While I don’t claim to be a social media expert or “guru,” I’ve been around the social media scene for a few years (since the days of MySpace, actually.) I work for a social media company, and I coach writers about how to manage their social media and build a brand for themselves online. I keep on top of the social media industry, and I’m constantly reading blogs and articles by people far more expert than me.
But there’s one thing I’ve noticed that man of the real social media experts and gurus neglect in their blogs, articles, and branding courses: social media should be fun.
You can have all the best branding techniques in the world, all the most streamlined scheduling tools, all the sharpest graphics – and all of those are great.
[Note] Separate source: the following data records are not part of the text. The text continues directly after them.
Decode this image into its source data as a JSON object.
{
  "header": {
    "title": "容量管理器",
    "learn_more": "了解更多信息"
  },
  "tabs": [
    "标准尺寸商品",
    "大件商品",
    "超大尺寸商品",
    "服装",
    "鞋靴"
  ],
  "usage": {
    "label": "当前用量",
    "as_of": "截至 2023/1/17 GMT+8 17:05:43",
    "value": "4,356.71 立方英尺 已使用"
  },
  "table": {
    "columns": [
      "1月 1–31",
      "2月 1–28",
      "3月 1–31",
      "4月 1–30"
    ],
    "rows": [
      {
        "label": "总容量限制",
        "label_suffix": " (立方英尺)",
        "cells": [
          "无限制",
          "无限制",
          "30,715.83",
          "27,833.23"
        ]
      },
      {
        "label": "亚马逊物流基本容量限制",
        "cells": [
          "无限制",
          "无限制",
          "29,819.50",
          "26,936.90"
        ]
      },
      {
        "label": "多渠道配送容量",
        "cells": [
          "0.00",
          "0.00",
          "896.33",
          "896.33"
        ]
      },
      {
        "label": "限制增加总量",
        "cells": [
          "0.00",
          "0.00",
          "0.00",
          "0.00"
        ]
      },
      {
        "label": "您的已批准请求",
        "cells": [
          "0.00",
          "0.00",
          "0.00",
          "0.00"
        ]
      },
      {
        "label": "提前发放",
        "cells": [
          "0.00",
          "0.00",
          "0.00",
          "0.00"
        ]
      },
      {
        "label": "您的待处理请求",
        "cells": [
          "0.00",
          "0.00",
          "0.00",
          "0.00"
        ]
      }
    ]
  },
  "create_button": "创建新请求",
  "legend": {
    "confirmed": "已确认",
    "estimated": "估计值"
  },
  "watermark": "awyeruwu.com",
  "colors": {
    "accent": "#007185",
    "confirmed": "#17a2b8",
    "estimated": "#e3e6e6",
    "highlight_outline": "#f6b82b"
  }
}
But for the novice first getting their feet wet with trying to grow a following on Twitter or Facebook, this can be overwhelming.
I believe that it’s easier to commit to a project and be disciplined over the long haul if you’re enjoying the process. Writers (and other creatives) can probably identify with this. Granted, writing isn’t all sunshine and kittens every single day; but most writers are pursuing their craft and/or career because they love it (it’s generally not for the money, amiright?)
Anyway, it’s important to have fun with your social media. Not only will this help you to be disciplined with your consistency (a key element in making a social media presence work for you), but having fun will also help you to learn. It’s always easier to learn something that we’re interested in and enjoy, right? Instead of looking at building your brand or online author platform as a necessary evil, find something about it that’s fun.
You don’t have to do everything. Some experts say that you have to have thousands of followers on ten different social media sites, you must post eight to ten times a day on all of them, etc., etc. My advice is to find one social media site that you like (or think you could grow to like) and become really good at it.
My personal favorites are Twitter and Pinterest. I have much larger followings on those sites, rather than on Facebook or Google+, because I enjoy them. Some days it’s hard to get me off Pinterest and onto doing other things (like writing, going grocery shopping, etc.)
We shouldn’t underestimate the importance and power of fun. Growing your social media for professional purposes doesn’t have to be a chore. Start small and have fun!